The dataset is obtained from the 2016 NYC Yellow Cab trip record data made available in Big Query on Google Cloud Platform. The data was originally published by the NYC Taxi and Limousine Commission (TLC). This report will be demostrating on what are the popular pickup spots of two different time frame (Morning, Evening) during a day.
The training dataset is downloaded and unzip from Kaggle website, we can see that there are totally 1.45 million rows and 11 columns.

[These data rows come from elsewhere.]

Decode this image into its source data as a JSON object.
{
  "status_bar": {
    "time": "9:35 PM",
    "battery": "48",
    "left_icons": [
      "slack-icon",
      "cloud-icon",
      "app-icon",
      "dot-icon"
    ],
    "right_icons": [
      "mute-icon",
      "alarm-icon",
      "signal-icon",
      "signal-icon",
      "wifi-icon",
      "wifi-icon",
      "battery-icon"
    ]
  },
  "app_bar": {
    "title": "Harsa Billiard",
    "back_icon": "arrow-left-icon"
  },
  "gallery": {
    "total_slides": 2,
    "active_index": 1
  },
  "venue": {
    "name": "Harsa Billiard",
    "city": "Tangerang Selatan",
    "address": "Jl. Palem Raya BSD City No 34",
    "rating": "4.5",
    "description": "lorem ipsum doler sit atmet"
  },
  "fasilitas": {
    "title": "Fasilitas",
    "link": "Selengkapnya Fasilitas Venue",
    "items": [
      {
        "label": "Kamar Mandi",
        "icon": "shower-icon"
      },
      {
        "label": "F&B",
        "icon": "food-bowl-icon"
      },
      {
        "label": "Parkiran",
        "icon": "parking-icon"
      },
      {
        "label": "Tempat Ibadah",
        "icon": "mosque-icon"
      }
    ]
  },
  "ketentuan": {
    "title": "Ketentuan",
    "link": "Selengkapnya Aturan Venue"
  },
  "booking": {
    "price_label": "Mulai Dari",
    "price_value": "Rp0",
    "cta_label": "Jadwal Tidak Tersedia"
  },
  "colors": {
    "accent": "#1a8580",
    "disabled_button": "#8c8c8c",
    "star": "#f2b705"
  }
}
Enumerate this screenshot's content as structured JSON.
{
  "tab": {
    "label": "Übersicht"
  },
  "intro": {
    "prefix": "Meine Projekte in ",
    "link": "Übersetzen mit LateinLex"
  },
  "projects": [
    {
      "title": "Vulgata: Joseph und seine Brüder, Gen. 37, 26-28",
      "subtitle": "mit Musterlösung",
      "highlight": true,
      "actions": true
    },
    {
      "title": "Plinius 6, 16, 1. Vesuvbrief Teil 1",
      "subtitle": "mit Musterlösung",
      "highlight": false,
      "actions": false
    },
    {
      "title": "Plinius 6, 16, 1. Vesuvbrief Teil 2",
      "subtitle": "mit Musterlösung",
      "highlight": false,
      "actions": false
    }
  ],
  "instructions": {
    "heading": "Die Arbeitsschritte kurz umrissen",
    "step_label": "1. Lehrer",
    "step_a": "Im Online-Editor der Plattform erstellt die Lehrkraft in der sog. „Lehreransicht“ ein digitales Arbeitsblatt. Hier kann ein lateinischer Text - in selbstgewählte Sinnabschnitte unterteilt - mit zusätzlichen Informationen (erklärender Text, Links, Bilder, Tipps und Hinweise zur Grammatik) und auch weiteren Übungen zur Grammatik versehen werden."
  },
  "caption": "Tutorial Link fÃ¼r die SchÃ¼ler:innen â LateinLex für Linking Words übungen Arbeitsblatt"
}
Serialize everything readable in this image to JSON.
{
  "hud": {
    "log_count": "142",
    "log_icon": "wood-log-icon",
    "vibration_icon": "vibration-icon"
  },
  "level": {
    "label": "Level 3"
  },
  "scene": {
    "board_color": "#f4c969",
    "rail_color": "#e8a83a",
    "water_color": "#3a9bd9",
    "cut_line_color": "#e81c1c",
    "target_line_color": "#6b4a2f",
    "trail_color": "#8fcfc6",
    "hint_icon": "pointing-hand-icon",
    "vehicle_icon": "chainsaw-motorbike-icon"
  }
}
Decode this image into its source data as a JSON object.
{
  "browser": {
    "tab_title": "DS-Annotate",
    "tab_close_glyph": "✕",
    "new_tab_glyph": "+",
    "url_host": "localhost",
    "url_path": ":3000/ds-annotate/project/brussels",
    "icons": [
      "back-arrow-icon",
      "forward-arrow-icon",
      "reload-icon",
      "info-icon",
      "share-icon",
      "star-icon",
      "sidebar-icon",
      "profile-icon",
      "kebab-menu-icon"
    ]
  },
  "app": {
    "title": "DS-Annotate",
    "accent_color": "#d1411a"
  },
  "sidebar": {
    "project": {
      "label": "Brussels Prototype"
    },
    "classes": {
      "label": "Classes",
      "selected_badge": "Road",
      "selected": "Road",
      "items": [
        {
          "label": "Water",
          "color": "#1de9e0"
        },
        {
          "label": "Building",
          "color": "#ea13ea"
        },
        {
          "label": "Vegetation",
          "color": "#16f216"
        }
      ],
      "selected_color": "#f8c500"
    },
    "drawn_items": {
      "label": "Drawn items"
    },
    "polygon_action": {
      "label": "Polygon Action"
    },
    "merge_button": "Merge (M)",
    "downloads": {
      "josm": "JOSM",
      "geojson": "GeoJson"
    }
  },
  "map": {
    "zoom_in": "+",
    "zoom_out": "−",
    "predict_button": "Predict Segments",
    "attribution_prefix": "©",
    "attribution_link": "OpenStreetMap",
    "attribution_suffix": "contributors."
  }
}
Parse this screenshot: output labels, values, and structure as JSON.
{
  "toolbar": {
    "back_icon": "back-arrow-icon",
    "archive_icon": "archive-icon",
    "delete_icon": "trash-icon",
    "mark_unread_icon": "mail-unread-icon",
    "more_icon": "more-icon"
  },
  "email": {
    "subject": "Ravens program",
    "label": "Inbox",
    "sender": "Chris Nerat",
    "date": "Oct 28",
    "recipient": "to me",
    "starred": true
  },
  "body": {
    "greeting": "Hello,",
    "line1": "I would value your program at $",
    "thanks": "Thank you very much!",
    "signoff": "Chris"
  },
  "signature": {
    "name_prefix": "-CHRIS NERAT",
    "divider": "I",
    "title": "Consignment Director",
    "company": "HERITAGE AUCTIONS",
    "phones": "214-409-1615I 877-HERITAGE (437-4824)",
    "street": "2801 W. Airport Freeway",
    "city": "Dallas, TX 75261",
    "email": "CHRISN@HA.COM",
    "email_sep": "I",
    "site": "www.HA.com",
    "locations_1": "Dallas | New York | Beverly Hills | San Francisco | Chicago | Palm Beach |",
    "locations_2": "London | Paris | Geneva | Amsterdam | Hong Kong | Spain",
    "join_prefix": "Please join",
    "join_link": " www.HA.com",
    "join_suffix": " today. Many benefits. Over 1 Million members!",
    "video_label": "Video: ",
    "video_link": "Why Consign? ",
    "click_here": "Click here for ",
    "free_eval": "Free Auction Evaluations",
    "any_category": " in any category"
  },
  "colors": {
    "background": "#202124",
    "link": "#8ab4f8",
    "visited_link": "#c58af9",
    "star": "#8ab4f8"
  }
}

# The URL to download the train.zip is from the kaggle website:
# website:https://www.kaggle.com/c/nyc-taxi-trip-duration/data/
unzip("train.zip")
trainDS<-c()
if (file.exists("train.bin"))
{
trainDS<-readRDS("train.bin")
}
if (file.exists("train.csv"))
{
trainDS<-read.table("train.csv", header=TRUE, sep=",")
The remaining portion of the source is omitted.